Fireball was an early table to feature multi-ball. This is started by locking a ball in each of the games saucers, Odin and Wotan (the fire gods), and then hitting a target with the messenger ball.

Fireballs playfield and backglass featured elaborate artwork of a flaming "fire man", flames, and stars in space. The concept of this fire god came from a comic book.

== Reception ==
The game was described by some as "possibly the finest EM flipper game ever produced", with Playboy describing it as "perfect pinball.

==Cultural references==
Chip Carter bought one of these machines in 1977 while his father, Jimmy Carter, was president; it was inspected by the secret service on delivery.

Richard Linklater owned a Fireball, and it appears in two of his films. In the 2001 film Waking Life he plays a rotoscoped Fireball in the penultimate scene where he expounds Dickian gnosticism to the protagonist. Also, Linkater's 1993 film Dazed and Confused features a scene that shows extreme close-ups of a game being played on a Fireball.

During the episode "Pinball" (Original air date: November 29, 1985) of the television series Mr. Belvedere, the title character becomes obsessed with a "Firebomb" pinball machine, a slightly altered Fireball.

==Digital versions==
The table was included in the arcade game cabinet UltraPin in 2006.

Fireball was released for The Pinball Arcade in 2016, but removed from sale on June 30, 2018 due to the loss of the Williams license.

== Sequels ==

=== Fireball Professional Home model ===
Partly due to the success of the original Fireball pinball machine, Bally released a "Professional Home Model" available to the regular consumer beginning in 1976. The layout was different from the arcade Fireball; it was a slight modification of the Bally's Hocus Pocus playfield with the subtraction of a ball diverter gate. Sears sold it for $645.

=== Fireball II ===

In June 1981, Bally released Fireball II which used similar style of artwork, also by Dave Christensen; the artist described this as "more sinister" than the first version.
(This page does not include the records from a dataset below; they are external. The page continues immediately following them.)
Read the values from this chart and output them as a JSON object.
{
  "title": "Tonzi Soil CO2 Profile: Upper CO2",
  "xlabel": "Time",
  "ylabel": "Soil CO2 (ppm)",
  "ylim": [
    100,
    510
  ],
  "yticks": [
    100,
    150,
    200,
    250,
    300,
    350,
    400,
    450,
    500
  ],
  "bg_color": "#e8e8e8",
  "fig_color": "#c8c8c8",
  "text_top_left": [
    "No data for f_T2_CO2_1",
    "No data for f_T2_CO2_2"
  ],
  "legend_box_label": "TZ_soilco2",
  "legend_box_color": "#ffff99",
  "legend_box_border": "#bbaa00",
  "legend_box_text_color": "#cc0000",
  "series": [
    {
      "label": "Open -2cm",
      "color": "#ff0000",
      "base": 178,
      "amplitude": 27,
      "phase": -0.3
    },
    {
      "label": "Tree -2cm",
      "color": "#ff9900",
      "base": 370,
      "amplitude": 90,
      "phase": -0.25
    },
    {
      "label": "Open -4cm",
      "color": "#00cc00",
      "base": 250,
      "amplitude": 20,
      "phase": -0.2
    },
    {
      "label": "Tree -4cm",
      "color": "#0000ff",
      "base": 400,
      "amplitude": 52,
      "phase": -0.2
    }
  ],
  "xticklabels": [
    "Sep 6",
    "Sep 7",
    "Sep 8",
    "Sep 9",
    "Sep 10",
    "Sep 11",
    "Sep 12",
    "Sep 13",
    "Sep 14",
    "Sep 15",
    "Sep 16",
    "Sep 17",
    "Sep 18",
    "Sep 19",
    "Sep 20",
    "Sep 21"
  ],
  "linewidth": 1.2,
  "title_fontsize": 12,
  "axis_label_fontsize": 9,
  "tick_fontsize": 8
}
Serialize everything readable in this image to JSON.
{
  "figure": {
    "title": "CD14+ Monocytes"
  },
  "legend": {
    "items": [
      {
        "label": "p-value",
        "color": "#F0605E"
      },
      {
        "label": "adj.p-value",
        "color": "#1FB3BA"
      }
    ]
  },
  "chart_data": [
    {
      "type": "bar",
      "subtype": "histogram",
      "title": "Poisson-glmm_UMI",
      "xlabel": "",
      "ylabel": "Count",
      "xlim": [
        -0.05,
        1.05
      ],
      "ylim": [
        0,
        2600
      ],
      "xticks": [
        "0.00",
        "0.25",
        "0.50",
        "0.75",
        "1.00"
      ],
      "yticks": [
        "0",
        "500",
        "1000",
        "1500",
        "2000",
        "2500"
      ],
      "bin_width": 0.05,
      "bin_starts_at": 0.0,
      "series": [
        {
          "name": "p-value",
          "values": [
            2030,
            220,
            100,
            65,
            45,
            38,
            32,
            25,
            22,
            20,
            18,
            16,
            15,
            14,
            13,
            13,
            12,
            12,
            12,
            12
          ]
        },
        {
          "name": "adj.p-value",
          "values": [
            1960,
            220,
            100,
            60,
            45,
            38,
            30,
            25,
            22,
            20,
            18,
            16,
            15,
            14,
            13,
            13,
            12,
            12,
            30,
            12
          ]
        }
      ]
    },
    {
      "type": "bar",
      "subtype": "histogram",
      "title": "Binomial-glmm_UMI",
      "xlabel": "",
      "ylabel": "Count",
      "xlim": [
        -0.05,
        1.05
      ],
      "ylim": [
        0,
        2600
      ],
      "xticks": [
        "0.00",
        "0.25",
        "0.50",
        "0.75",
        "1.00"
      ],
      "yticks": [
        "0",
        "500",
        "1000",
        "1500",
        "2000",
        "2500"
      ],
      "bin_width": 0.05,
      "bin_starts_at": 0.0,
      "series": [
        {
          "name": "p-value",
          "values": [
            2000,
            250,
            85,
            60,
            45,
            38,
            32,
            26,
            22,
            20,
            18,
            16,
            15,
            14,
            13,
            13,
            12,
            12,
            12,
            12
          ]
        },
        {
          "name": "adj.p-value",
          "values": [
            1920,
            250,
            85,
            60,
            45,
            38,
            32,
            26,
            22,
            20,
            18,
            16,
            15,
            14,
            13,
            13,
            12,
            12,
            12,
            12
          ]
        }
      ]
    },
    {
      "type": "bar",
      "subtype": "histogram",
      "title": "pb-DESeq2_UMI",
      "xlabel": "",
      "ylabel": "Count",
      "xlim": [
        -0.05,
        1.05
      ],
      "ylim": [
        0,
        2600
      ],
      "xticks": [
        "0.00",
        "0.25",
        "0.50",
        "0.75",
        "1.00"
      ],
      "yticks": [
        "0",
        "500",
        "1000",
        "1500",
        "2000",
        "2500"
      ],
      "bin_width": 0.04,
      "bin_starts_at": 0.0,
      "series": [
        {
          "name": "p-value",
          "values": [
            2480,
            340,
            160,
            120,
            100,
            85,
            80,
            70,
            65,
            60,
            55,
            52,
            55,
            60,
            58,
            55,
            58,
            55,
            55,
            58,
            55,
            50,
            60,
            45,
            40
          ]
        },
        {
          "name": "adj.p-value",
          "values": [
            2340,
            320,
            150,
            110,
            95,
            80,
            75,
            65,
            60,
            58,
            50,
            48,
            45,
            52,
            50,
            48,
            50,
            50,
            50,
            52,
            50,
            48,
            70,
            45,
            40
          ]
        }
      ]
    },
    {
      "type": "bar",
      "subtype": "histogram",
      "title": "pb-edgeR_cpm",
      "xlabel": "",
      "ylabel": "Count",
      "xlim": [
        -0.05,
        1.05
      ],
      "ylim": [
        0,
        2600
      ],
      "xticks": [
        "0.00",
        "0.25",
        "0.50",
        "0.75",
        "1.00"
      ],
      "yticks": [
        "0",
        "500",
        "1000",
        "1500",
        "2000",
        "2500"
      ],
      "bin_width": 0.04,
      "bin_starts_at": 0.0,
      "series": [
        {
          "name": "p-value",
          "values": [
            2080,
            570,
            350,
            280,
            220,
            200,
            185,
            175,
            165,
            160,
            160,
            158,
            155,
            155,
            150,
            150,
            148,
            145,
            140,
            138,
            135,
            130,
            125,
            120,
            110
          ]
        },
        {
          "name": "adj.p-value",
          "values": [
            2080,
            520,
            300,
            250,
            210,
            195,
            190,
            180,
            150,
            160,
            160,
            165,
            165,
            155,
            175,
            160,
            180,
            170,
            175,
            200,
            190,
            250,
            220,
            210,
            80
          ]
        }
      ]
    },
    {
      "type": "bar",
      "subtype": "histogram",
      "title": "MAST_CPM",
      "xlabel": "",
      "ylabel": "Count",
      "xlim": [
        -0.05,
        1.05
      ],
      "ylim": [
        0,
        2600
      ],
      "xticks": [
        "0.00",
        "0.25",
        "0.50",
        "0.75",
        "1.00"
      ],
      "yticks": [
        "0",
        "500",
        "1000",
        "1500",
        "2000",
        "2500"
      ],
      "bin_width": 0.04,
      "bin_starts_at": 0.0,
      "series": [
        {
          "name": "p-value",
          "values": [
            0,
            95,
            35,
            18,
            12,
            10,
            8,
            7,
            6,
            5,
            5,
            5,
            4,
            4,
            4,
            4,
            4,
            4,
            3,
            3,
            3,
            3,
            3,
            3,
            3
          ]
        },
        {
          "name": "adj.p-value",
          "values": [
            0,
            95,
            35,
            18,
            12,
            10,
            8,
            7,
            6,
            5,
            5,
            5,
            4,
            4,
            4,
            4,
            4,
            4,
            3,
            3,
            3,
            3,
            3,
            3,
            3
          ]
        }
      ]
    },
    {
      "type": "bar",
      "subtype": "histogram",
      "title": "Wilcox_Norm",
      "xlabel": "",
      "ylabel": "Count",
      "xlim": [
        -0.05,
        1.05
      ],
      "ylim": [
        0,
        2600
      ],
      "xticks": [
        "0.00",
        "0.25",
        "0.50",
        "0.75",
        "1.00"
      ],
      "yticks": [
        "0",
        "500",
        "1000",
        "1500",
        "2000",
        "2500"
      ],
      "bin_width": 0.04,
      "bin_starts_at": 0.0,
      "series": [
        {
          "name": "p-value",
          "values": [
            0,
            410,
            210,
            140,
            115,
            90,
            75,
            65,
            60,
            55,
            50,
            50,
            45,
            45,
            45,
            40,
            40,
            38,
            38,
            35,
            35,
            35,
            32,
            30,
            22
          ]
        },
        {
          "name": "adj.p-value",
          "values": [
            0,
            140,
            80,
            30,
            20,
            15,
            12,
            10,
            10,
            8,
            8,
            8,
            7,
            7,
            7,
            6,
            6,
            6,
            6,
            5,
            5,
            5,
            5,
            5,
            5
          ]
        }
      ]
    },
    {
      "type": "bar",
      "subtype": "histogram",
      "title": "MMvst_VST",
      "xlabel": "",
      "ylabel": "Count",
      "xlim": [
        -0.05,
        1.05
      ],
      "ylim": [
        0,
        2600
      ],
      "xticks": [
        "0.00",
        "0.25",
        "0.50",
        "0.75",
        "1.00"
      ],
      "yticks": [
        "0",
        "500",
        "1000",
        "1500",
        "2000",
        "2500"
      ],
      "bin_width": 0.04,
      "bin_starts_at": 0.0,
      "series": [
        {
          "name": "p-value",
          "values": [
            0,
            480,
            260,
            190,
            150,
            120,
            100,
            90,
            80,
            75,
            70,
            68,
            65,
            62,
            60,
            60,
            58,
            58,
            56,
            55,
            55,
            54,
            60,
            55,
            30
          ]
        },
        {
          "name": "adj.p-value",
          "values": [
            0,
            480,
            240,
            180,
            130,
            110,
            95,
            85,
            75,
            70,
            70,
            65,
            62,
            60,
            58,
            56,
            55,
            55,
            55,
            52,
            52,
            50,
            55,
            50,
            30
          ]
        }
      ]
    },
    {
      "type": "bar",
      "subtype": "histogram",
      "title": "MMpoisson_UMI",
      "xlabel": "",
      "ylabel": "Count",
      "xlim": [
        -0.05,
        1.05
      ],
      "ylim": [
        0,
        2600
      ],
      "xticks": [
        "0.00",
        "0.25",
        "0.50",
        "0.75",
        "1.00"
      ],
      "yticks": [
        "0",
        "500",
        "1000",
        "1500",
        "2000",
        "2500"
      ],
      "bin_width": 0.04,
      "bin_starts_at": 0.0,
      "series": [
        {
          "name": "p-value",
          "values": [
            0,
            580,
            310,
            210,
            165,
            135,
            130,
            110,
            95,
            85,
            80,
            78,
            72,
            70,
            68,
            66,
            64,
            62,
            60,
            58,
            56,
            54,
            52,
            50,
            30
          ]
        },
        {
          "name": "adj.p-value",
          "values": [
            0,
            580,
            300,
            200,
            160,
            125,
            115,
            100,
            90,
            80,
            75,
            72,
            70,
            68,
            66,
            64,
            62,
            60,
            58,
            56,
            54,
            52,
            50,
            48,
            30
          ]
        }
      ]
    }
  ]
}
Another backglass for "Son of Fireball" was created, but no machine with this title was produced.

The playfield layout unrelated to the original. It included the "little demon post", a post between the flippers that could be raised a limited number of times by the player using an additional button next to the right flipper button. In the centre of the playfield is a captive ball similar to that used on an earlier Williams game, Doodle Bug, which was incorporated at the insistence of the designer of that machine, Norm Clark, who was now head of design at Bally.

In a review for Play Meter, Roger Sharpe found it to be an average game, rating it at 2/4. Marco Rossignoli described it as not a bad playing game, but one which lacks flow and could be more enjoyable to look at than play.

=== Fireball Classic ===

In February 1985, Bally released Fireball Classic. While the playfield closely resembled the original this version was electronic and used standard size flippers instead of zipper-flippers. The bumpers in this version activated more slowly than normal for a solid state machine, to simulate an older game. In a review for Play Meter, Roger Sharpe rated this machine at a generous 2/4 due to nostalgia for the original version. He noted that the 1972 version had helped propel Bally to be a leading pinball manufacturer.